Младший Лёвенвольд, мастер церемоний, здесь, в Петербурге, уже не удостоился покоев, смежных с императорскими. Ему отведена была комнатка для хранения гофмаршальских нарядов, на том же этаже – и довольно. Впрочем, сей галант не так чтобы горевал из-за своей отставки. Всё равно все любили его – так сильно, что в любви подобной густоты можно было задохнуться, увязнуть, потонуть, словно мухе в сиропе. Все любили его – императрица, брат, красавица Нати, фрейлины, придворные, музыканты в его оркестре, и даже карлики. Все, все, все…
– Я приняла для вас записку. – Бинна вытянула из-за корсажа сложенный клочок бумаги. – От цесаревны Лисавет.
– И, конечно же, прежде сами её прочли?
– Конечно же, муж мой, – серьёзно подтвердила Бинна, – цесаревна вернулась из Сарского, о чём и даёт вам знать. В записке этого нет, но велено передать на словах – царевна настойчиво просит нанести ей визит. В любое время, когда вам будет удобно.
Бюрен сел в кресло, откинул голову на спинку, вздохнул:
– Какие визиты? Муттер не отпускает меня ни к кому. Только если в своей компании. Но Лисавет, кажется, не нужна такая компания. Она желает играть с игрушкой одна.
– Яган, вам нужно поехать, – с нежным нажимом произнесла Бинна, – Лисавет – цесаревна. Принцесса крови. Вы знаете схему престолонаследия – это несложная конструкция. И знаете поговорку – нельзя класть все яйца в одну корзину.
Она бросила мужу записку, тот поймал, развернул. Французские слова, написанные с ошибками, грязный корявый почерк.
Осень, почтеннейшая публика возвратилась в столицу из загородных резиденций, цесаревна – из Сарского, Бюрены – из хозяйского Петергофа. Открывался очередной сезон – балов и зимних охот. Bonne chasse!
– Как вы думаете, мог ли отец Феофан быть учителем принцессы Лисавет по французскому языку? – спросил Бюрен задумчиво.
– Вряд ли, он для этого слишком молод, – пожала плечами Бинна. – Так вы поедете? Я займу её величество завтра на целое утро. Я твёрдо вам это обещаю.
Бюрен смотрел на неё из кресла: вот что у этой женщины в голове? Что говорит она себе самой, когда вот так его продаёт? «То, что продано, можно еще и перепродать» – наверное, нечто подобное…

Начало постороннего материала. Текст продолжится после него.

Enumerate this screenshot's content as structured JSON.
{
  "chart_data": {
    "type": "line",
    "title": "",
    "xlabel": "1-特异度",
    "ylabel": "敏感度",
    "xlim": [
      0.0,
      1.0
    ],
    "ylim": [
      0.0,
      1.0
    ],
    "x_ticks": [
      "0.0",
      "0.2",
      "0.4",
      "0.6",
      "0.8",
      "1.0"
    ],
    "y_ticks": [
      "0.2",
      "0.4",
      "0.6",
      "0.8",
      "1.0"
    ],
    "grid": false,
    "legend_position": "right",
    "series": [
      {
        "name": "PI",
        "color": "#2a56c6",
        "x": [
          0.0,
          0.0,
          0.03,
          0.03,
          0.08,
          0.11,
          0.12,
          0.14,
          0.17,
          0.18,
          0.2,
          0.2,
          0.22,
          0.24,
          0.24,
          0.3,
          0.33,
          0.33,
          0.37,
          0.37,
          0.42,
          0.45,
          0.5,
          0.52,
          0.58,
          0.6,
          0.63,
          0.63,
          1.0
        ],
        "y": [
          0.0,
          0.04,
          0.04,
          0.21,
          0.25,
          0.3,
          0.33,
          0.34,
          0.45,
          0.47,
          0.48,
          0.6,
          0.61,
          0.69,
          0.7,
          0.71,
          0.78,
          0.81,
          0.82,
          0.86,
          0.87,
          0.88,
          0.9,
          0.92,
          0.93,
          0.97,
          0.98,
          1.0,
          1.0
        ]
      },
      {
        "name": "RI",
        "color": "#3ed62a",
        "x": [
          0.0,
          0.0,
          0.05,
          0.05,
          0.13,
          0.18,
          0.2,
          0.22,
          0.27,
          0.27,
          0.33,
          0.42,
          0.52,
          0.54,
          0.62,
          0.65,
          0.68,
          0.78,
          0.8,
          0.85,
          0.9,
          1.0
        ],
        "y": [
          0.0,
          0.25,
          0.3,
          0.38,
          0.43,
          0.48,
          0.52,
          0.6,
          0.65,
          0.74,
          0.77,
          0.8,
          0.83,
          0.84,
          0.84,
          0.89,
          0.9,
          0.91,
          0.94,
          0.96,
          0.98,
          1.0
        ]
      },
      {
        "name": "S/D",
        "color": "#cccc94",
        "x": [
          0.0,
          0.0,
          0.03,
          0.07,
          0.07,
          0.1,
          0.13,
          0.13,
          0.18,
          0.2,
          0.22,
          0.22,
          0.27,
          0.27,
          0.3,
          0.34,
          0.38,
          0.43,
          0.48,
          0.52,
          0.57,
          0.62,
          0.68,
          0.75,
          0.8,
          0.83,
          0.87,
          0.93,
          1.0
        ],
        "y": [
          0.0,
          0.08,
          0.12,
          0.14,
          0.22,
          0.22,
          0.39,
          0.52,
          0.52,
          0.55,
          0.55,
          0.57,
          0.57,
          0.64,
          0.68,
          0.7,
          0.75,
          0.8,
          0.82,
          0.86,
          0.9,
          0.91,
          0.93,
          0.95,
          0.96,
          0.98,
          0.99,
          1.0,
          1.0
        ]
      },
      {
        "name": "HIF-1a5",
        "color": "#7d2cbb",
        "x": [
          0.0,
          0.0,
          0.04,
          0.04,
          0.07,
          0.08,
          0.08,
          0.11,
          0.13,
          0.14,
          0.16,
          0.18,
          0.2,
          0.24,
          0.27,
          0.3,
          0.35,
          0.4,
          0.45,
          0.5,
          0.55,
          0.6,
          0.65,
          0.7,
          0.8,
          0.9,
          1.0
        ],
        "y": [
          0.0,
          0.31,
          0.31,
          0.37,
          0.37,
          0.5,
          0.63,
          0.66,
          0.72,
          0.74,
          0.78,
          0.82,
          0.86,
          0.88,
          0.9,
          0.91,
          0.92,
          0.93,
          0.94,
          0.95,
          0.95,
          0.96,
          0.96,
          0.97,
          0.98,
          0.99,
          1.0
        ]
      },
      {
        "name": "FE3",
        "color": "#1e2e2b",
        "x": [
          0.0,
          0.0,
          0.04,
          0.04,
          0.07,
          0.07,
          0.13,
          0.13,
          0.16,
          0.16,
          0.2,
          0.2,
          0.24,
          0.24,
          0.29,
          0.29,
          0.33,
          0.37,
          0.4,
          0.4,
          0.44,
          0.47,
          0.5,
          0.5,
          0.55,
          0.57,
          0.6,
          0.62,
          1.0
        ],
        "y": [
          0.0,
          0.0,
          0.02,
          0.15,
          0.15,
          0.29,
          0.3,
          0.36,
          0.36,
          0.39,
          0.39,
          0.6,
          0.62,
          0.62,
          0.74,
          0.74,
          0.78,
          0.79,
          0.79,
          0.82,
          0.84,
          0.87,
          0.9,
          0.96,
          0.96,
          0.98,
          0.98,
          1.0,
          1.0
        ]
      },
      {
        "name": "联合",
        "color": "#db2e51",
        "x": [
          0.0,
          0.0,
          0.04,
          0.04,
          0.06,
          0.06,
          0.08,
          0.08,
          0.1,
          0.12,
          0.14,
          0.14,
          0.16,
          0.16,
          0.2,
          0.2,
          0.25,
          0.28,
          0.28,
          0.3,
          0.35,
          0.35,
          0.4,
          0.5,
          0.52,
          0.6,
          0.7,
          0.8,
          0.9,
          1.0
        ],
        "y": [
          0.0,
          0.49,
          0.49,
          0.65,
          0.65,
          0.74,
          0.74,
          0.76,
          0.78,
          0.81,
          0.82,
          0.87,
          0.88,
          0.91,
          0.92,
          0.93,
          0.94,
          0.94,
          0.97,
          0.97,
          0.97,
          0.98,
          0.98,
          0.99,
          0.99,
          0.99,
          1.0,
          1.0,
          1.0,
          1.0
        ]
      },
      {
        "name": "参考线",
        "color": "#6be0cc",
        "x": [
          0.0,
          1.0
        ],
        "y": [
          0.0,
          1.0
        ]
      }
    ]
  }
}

– Можете передать цесаревне, что завтра после манежа – я у неё, – произнес он смиренно. – Теперь вы довольны, душа моя? Хороший ли у вас ученик?
– Лучший.
Две змеи на фарфоровых тарелках – устремлённая в движении и выжидающе спящая. Нет, не братья Лёвенвольды, скорее уж сами супруги фон Бюрен. Но вряд ли то был намек, фельдмаршал был слишком «la vache» для таких параллелей. Ему просто понравились тарелки.
«Танцующей коровой» называла Мюниха леди Рондо, жена английского посла. Плаццен приносил патрону списки с её писем… А как звала она самого Бюрена? То ли бык, то ли тур с золотыми рогами. То есть как обычно – глупый, напыщенный, агрессивный, озабоченный сексом красавец…
Вице-канцлер Остерман не ходил или прикидывался обезножевшим. К царице его привозили в специальном хитроумном кресле на высоких колёсах, обложенного подушками и с корпией в носу. Дела в Варшаве складывались всё хуже, в воздухе пахло порохом, русский посол пересиживал осаду в собственном доме, в компании своего такого же незадачливого брата (вот каков он был, интересно, этот никогда не виданный третий Лёвенвольд?).
Остерман был первый политик, он один мог разрешить польский ребус – вот его и несли, болезного, в инвалидном кресле, пред монаршие очи – спасать ситуацию.
Бюрен, политик глупый и негодный, сидел в приёмной-антикаморе в компании перепудренного умницы Полубояринова. За шпалерой в покоях государыни сейчас помещался Плаццен, человек с абсолютным слухом и абсолютной памятью, и Бюрену не было нужды унизительно подслушивать самому – ему всё должны были донести, и притом в мельчайших подробностях. Да и не стало у него сегодня такого желания, слушать из-за шпалер – Варшава та была дело пропащее, брат ему об этом предостаточно писал. Кажется, старший и первый Лёвенвольд изволил задорно топить себя сам, без всякой помощи сторонних доброжелателей.